If everyone feels that this is the right match, papers will be presented to the Aspire Adoption Panel who will make a recommendation to the Agency Decision Maker to decide if the child should be placed with you. You will be invited to attend Panel with your social worker.

Once the match has been agreed, we will hold meetings with you and the foster carers to plan how best to move the child from their foster home to live with you. You will visit the child, learn about their day to day routines and start to build a relationship with them. These visits are supported by your social worker initially and will be built up over time. These visits will conclude the child being placed with you in your home.

We understand the arrival of a child in your home is a huge change for everyone, you and your family and the child. We will support you through this time. We can advise on anything from statutory adoption leave and pay, to just being on the end of a phone for emotional support.

The Legal Bit – Placement to Adoption Order

It takes a while after the child has been placed with you before the court makes the Adoption Order, which is the point legally when you take full parental responsibility for them. With the local authority’s agreement, once the child has been placed with you for a minimum of 10 weeks, you can apply to the court to legally adopt your child. There will be an adoption hearing in court and the court will make a decision about the granting of an Adoption Order.

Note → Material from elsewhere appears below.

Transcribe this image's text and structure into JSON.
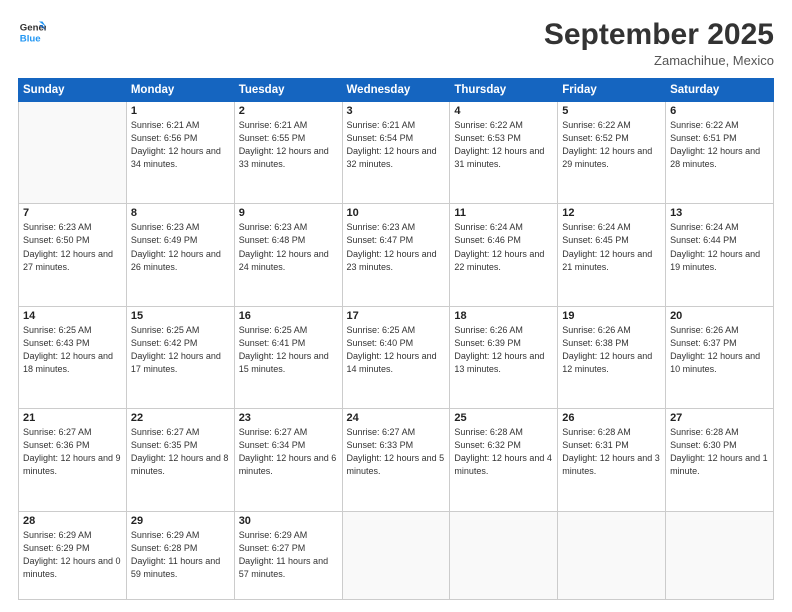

When an Adoption Order is granted your child will legally become a full member of your family and you will have full parental responsibility for them.

Early Permanence or Fostering for Adoption

Early Permanence carers are approved adopters who have been prepared and assessed as suitable to undertake a temporary fostering role for a specific child and then will go on to adopt the child if the court decides that adoption should be the plan for that child. At the time the child is placed with the family, there is still a chance that they might be reunited with their birth family. If the court decides that the child’s future is best protected by adoption, the child already has a secure attachment to their carers who are now able to adopt the child.

The advantage of these kind of placements is that the child is settled with their forever family at the earliest possible opportunity, which is better for their long-term emotional development and their ability to form a secure attachment. For adopters, there is the opportunity to bond with a child as young as possible, though with the risk that the courts may decide that the child should return to the care of a birth family member.

Early Permanence carers receive additional training and receive a fostering allowance during the period whilst the courts are deciding whether the plan for the child should be adoption.

Aspire Adoption is keen to talk to prospective adopters about Early Permanent placements so that our children experience fewer moves in their lives and can be placed with a family they can grow up in as young as possible. 

Quote: J & J, adopters “Fostering to adopt was definitely the right route for us – despite some roller coaster up and downs it meant we got to parent our daughter from 6 months old and we wouldn’t trade that for anything.”